Quantification of 3′ UTR isoform expression from scRNA-seq reveals substantial changes in differenti
Updated: Sep 29, 2022
Mervin M. Fansler (1,2), Gang Zhen, PhD (2), and Christine Mayr, MD, PhD (1,2). (1) Tri-Institutional Training Program in Computational Biology and Medicine, Weill-Cornell Graduate College, New York, NY 10021, USA (2) Cancer Biology and Genetics Program, Memorial Sloan Kettering Cancer Center, New York, NY
Most human and mouse genes have multiple 3′-end cleavage sites available during mRNA processing, resulting in alternative 3′ UTR isoforms. Many single-cell RNA sequencing (scRNA-seq) libraries are compatible with quantifying 3′ UTR isoform expression, but most processing pipelines discard this information when summarizing to gene-level counts.
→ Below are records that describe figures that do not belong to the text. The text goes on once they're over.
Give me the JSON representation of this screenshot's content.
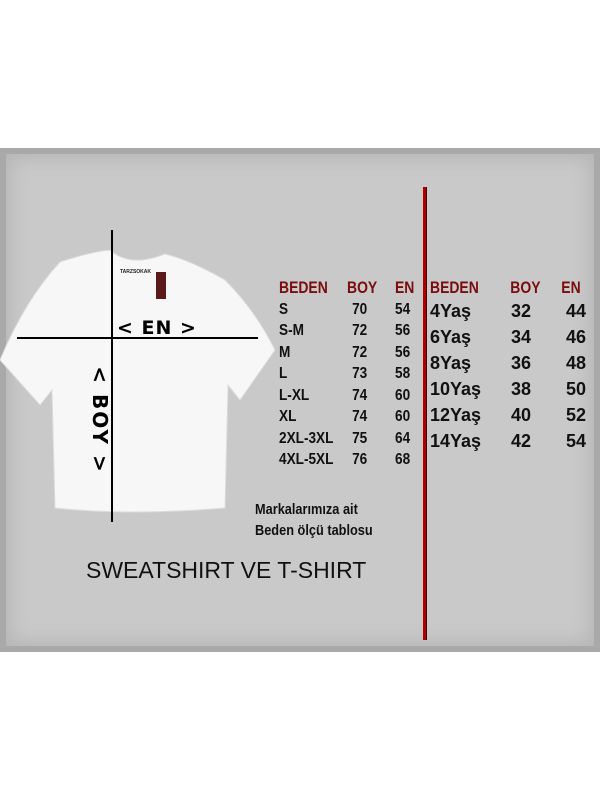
{
  "colors": {
    "panel": "#c9c9c9",
    "header_red": "#7a0c0c",
    "divider_red": "#aa0000"
  },
  "shirt": {
    "brand": "TARZSOKAK",
    "en_label": "< EN >",
    "boy_label": "< BOY >"
  },
  "adult_table": {
    "headers": [
      "BEDEN",
      "BOY",
      "EN"
    ],
    "rows": [
      [
        "S",
        "70",
        "54"
      ],
      [
        "S-M",
        "72",
        "56"
      ],
      [
        "M",
        "72",
        "56"
      ],
      [
        "L",
        "73",
        "58"
      ],
      [
        "L-XL",
        "74",
        "60"
      ],
      [
        "XL",
        "74",
        "60"
      ],
      [
        "2XL-3XL",
        "75",
        "64"
      ],
      [
        "4XL-5XL",
        "76",
        "68"
      ]
    ]
  },
  "kids_table": {
    "headers": [
      "BEDEN",
      "BOY",
      "EN"
    ],
    "rows": [
      [
        "4Yaş",
        "32",
        "44"
      ],
      [
        "6Yaş",
        "34",
        "46"
      ],
      [
        "8Yaş",
        "36",
        "48"
      ],
      [
        "10Yaş",
        "38",
        "50"
      ],
      [
        "12Yaş",
        "40",
        "52"
      ],
      [
        "14Yaş",
        "42",
        "54"
      ]
    ]
  },
  "note": {
    "line1": "Markalarımıza ait",
    "line2": "Beden ölçü tablosu"
  },
  "title": "SWEATSHIRT VE T-SHIRT"
}
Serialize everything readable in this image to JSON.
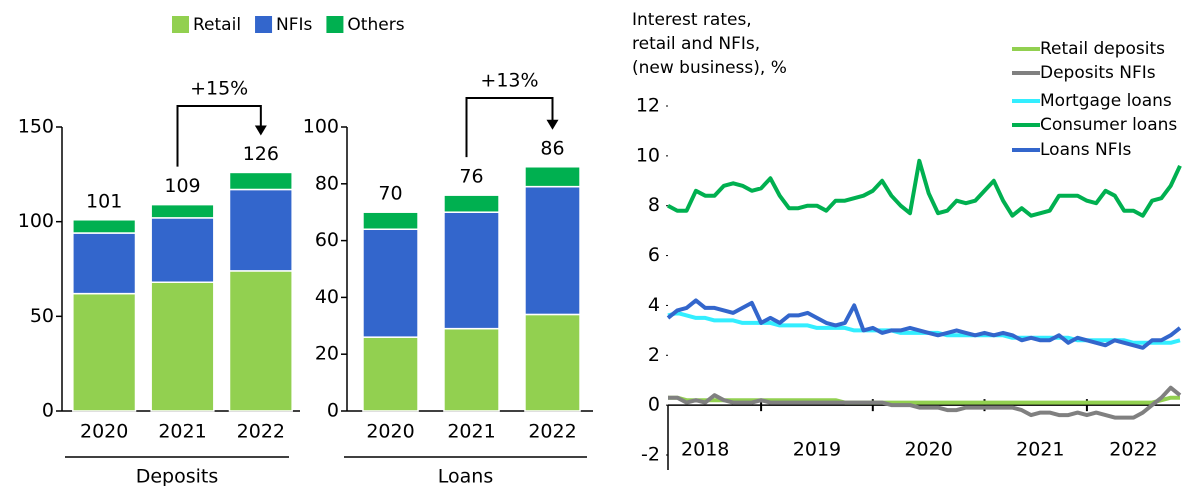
{
  "chart_data": [
    {
      "type": "bar",
      "stacked": true,
      "xlabel": "Deposits",
      "annotation": "+15%",
      "categories": [
        "2020",
        "2021",
        "2022"
      ],
      "series": [
        {
          "name": "Retail",
          "color": "#92d050",
          "values": [
            62,
            68,
            74
          ]
        },
        {
          "name": "NFIs",
          "color": "#3366cc",
          "values": [
            32,
            34,
            43
          ]
        },
        {
          "name": "Others",
          "color": "#00b050",
          "values": [
            7,
            7,
            9
          ]
        }
      ],
      "totals": [
        101,
        109,
        126
      ],
      "ylim": [
        0,
        150
      ],
      "yticks": [
        0,
        50,
        100,
        150
      ]
    },
    {
      "type": "bar",
      "stacked": true,
      "xlabel": "Loans",
      "annotation": "+13%",
      "categories": [
        "2020",
        "2021",
        "2022"
      ],
      "series": [
        {
          "color": "#92d050",
          "values": [
            26,
            29,
            34
          ]
        },
        {
          "color": "#3366cc",
          "values": [
            38,
            41,
            45
          ]
        },
        {
          "color": "#00b050",
          "values": [
            6,
            6,
            7
          ]
        }
      ],
      "totals": [
        70,
        76,
        86
      ],
      "ylim": [
        0,
        100
      ],
      "yticks": [
        0,
        20,
        40,
        60,
        80,
        100
      ]
    },
    {
      "type": "line",
      "title": [
        "Interest rates,",
        "retail and NFIs,",
        "(new business), %"
      ],
      "categories": [
        null,
        null,
        null,
        null,
        "2018",
        null,
        null,
        null,
        null,
        null,
        null,
        null,
        null,
        null,
        null,
        null,
        "2019",
        null,
        null,
        null,
        null,
        null,
        null,
        null,
        null,
        null,
        null,
        null,
        "2020",
        null,
        null,
        null,
        null,
        null,
        null,
        null,
        null,
        null,
        null,
        null,
        "2021",
        null,
        null,
        null,
        null,
        null,
        null,
        null,
        null,
        null,
        "2022",
        null,
        null,
        null,
        null,
        null
      ],
      "series": [
        {
          "name": "Retail deposits",
          "color": "#92d050",
          "values": [
            0.3,
            0.3,
            0.2,
            0.2,
            0.2,
            0.2,
            0.2,
            0.2,
            0.2,
            0.2,
            0.2,
            0.2,
            0.2,
            0.2,
            0.2,
            0.2,
            0.2,
            0.2,
            0.2,
            0.1,
            0.1,
            0.1,
            0.1,
            0.1,
            0.1,
            0.1,
            0.1,
            0.1,
            0.1,
            0.1,
            0.1,
            0.1,
            0.1,
            0.1,
            0.1,
            0.1,
            0.1,
            0.1,
            0.1,
            0.1,
            0.1,
            0.1,
            0.1,
            0.1,
            0.1,
            0.1,
            0.1,
            0.1,
            0.1,
            0.1,
            0.1,
            0.1,
            0.1,
            0.2,
            0.3,
            0.3
          ]
        },
        {
          "name": "Deposits NFIs",
          "color": "#808080",
          "values": [
            0.3,
            0.3,
            0.1,
            0.2,
            0.1,
            0.4,
            0.2,
            0.1,
            0.1,
            0.1,
            0.2,
            0.1,
            0.1,
            0.1,
            0.1,
            0.1,
            0.1,
            0.1,
            0.1,
            0.1,
            0.1,
            0.1,
            0.1,
            0.1,
            0.0,
            0.0,
            0.0,
            -0.1,
            -0.1,
            -0.1,
            -0.2,
            -0.2,
            -0.1,
            -0.1,
            -0.1,
            -0.1,
            -0.1,
            -0.1,
            -0.2,
            -0.4,
            -0.3,
            -0.3,
            -0.4,
            -0.4,
            -0.3,
            -0.4,
            -0.3,
            -0.4,
            -0.5,
            -0.5,
            -0.5,
            -0.3,
            0.0,
            0.3,
            0.7,
            0.4
          ]
        },
        {
          "name": "Mortgage loans",
          "color": "#33eeff",
          "values": [
            3.6,
            3.7,
            3.6,
            3.5,
            3.5,
            3.4,
            3.4,
            3.4,
            3.3,
            3.3,
            3.3,
            3.3,
            3.2,
            3.2,
            3.2,
            3.2,
            3.1,
            3.1,
            3.1,
            3.1,
            3.0,
            3.0,
            3.0,
            3.0,
            3.0,
            2.9,
            2.9,
            2.9,
            2.9,
            2.9,
            2.8,
            2.8,
            2.8,
            2.8,
            2.8,
            2.8,
            2.8,
            2.7,
            2.7,
            2.7,
            2.7,
            2.7,
            2.7,
            2.7,
            2.6,
            2.6,
            2.6,
            2.6,
            2.6,
            2.6,
            2.5,
            2.5,
            2.5,
            2.5,
            2.5,
            2.6
          ]
        },
        {
          "name": "Consumer loans",
          "color": "#00b050",
          "values": [
            8.0,
            7.8,
            7.8,
            8.6,
            8.4,
            8.4,
            8.8,
            8.9,
            8.8,
            8.6,
            8.7,
            9.1,
            8.4,
            7.9,
            7.9,
            8.0,
            8.0,
            7.8,
            8.2,
            8.2,
            8.3,
            8.4,
            8.6,
            9.0,
            8.4,
            8.0,
            7.7,
            9.8,
            8.5,
            7.7,
            7.8,
            8.2,
            8.1,
            8.2,
            8.6,
            9.0,
            8.2,
            7.6,
            7.9,
            7.6,
            7.7,
            7.8,
            8.4,
            8.4,
            8.4,
            8.2,
            8.1,
            8.6,
            8.4,
            7.8,
            7.8,
            7.6,
            8.2,
            8.3,
            8.8,
            9.6
          ]
        },
        {
          "name": "Loans NFIs",
          "color": "#3366cc",
          "values": [
            3.5,
            3.8,
            3.9,
            4.2,
            3.9,
            3.9,
            3.8,
            3.7,
            3.9,
            4.1,
            3.3,
            3.5,
            3.3,
            3.6,
            3.6,
            3.7,
            3.5,
            3.3,
            3.2,
            3.3,
            4.0,
            3.0,
            3.1,
            2.9,
            3.0,
            3.0,
            3.1,
            3.0,
            2.9,
            2.8,
            2.9,
            3.0,
            2.9,
            2.8,
            2.9,
            2.8,
            2.9,
            2.8,
            2.6,
            2.7,
            2.6,
            2.6,
            2.8,
            2.5,
            2.7,
            2.6,
            2.5,
            2.4,
            2.6,
            2.5,
            2.4,
            2.3,
            2.6,
            2.6,
            2.8,
            3.1
          ]
        }
      ],
      "ylim": [
        -2,
        12
      ],
      "yticks": [
        -2,
        0,
        2,
        4,
        6,
        8,
        10,
        12
      ]
    }
  ]
}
We developed a reusable pipeline, called scUTRquant (https://github.com/Mayrlab/scUTRquant), that measures gene and 3′ UTR isoform expression from scRNA-seq data. scUTRquant-derived gene and 3′ UTR isoform counts were validated against standard methods which demonstrated their accuracy. 3′ UTR isoform quantification was substantially more reproducible than previous methods. scUTRquant incorporates human and mouse atlases of high-confidence 3′-end cleavage sites at single-nucleotide resolution to simplify expression comparisons across datasets. Analysis of 120 mouse cell types revealed that during differentiation genes either change their expression or they change their 3′UTR isoform usage. Applying the scUTRquant pipeline to a human cortical organoid model of myotonic dystrophy revealed hundreds of significant cell-type-specific changes in isoform usage when comparing disease model to control samples. As with our observations in normal differentiation, these differences had little overlap with differentially expressed genes, indicating an additional layer of dysregulation that goes uncharacterized when quantifying only gene-level counts.